“While pregnancy should be a time of immense hope and a positive experience for all women, it tragically remains a terribly dangerous experience for millions of people around the world who do not have access to high quality health care. quality and respectful."
Every day in 2020, around 800 women died from preventable causes related to pregnancy and childbirth. This means that a woman still dies in the world every two minutes from complications related to pregnancy or childbirth, although maternal mortality has been reduced by a third in 20 years.
This is the alert launched today by the UN. The United Nations Interagency Group for Maternal Mortality Estimation, which includes the World Health Organization (WHO) and UNICEF, has just published a report on trends in maternal mortality from 2000 to 2020.

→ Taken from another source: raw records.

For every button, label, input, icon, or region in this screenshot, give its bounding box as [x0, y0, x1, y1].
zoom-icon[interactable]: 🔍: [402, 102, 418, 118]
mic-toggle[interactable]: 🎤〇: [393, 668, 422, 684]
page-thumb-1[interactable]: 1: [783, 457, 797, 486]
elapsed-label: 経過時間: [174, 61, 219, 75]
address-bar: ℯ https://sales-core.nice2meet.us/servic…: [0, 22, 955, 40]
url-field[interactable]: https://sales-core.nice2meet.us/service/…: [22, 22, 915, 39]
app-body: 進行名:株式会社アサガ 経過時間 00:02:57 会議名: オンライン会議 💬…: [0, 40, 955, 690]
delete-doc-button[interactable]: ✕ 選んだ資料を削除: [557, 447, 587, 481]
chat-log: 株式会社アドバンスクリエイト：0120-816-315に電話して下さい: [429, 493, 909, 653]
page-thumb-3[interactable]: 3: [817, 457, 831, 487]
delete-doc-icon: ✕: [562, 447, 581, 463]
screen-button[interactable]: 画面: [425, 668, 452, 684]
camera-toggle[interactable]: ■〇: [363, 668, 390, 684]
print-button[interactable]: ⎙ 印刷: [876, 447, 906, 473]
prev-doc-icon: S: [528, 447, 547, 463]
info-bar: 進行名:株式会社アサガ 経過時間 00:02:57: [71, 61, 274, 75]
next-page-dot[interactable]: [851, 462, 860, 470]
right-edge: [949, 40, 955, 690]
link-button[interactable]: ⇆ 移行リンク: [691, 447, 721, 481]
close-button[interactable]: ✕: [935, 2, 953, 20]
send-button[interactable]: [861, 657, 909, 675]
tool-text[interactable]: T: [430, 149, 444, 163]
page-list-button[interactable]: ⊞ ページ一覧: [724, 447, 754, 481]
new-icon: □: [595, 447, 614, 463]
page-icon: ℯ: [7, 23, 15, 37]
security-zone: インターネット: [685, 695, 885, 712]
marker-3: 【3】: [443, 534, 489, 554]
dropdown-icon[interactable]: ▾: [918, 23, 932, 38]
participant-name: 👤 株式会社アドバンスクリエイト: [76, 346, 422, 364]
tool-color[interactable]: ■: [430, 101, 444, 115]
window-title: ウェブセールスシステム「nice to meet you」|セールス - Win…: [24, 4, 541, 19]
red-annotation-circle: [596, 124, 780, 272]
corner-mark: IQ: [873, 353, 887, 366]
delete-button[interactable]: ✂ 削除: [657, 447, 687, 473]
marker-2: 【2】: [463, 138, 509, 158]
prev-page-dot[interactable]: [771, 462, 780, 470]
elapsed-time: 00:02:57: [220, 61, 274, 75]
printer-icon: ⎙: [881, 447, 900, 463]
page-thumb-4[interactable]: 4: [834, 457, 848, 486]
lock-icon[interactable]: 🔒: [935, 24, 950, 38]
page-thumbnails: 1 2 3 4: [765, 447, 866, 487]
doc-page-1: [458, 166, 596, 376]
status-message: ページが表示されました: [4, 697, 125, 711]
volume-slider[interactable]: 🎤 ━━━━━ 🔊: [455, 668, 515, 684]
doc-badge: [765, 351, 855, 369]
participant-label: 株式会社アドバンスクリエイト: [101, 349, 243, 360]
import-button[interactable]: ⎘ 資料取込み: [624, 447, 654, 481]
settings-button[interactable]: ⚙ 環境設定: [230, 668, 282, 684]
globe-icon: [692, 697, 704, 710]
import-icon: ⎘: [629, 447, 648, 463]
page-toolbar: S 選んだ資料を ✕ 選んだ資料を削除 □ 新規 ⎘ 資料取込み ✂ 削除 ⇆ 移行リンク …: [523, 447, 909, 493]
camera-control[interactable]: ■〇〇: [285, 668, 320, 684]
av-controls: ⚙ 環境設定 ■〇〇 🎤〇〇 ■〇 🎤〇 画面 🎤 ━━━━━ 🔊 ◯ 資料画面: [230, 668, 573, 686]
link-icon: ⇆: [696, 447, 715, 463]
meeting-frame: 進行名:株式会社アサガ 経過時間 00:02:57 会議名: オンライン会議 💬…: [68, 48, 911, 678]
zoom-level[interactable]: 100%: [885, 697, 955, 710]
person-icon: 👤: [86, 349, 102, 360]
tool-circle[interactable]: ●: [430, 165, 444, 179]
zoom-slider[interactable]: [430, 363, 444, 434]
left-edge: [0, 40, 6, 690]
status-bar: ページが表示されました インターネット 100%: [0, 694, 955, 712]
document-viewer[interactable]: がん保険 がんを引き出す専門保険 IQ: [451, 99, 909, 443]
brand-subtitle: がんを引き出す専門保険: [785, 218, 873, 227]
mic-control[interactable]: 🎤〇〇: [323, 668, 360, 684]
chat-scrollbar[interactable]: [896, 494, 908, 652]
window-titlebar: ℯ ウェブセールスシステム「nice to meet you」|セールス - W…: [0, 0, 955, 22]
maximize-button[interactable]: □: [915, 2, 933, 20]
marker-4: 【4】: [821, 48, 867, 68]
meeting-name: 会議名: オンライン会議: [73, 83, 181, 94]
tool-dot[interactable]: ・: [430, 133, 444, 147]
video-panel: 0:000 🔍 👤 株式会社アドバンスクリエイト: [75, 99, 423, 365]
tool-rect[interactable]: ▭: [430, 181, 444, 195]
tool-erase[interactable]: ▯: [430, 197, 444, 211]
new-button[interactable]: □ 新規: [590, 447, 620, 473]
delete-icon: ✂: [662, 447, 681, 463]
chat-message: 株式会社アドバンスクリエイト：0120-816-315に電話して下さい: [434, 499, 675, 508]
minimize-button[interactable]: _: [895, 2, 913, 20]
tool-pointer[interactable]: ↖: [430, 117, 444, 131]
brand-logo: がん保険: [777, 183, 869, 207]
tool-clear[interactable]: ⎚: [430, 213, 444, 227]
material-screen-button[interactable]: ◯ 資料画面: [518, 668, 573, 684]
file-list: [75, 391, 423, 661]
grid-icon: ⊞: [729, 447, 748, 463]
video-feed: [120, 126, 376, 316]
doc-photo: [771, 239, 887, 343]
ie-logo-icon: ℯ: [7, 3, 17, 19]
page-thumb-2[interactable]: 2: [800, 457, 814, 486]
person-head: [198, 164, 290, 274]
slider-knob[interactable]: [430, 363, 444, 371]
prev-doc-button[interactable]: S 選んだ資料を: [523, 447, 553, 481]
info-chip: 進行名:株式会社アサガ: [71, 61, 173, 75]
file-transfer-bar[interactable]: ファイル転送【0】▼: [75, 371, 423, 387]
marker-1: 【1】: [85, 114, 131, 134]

Doctor Tedros Adhanom Ghebreyesus, WHO Director-General recalls "the urgent need to ensure that every woman and girl has access to essential health services before, during and after childbirth, and that they can fully exercise their reproductive rights".
“While pregnancy should be a time of immense hope and a positive experience for all women, it tragically remains a terribly dangerous experience for millions of people around the world who do not have access to high quality health care. quality and respectful."
Worldwide, in 2020, 287 women died during pregnancy or childbirth. They were 000 in 309 and 000 in 2016. These deaths are largely concentrated in the poorest regions of the world and in countries affected by conflict.
Progress in reducing the number of these deaths was made between 2000 and 2015, but gains largely stagnated, with the situation even reversing in some cases after this period.
While Belarus recorded the largest decline, Venezuela recorded the largest increase, followed by Cyprus, Greece and the United States. Two regions saw significant declines, of 35% and 16% respectively: Australia and New Zealand, and Central and South Asia. In 2020, about 70% of all these deaths were recorded in sub-Saharan Africa, where the maternal mortality rate is "136 times higher than in Australia and New Zealand" which record the lowest figures, said the author of the report, Dr. Jenny Cresswell, at a press conference.
The leading causes of these deaths are severe bleeding, high blood pressure, pregnancy-related infections, complications from unsafe abortions, and underlying conditions that may be aggravated by pregnancy (such as HIV/AIDS and malaria), all of which are preventable and treatable complications, according to the WHO.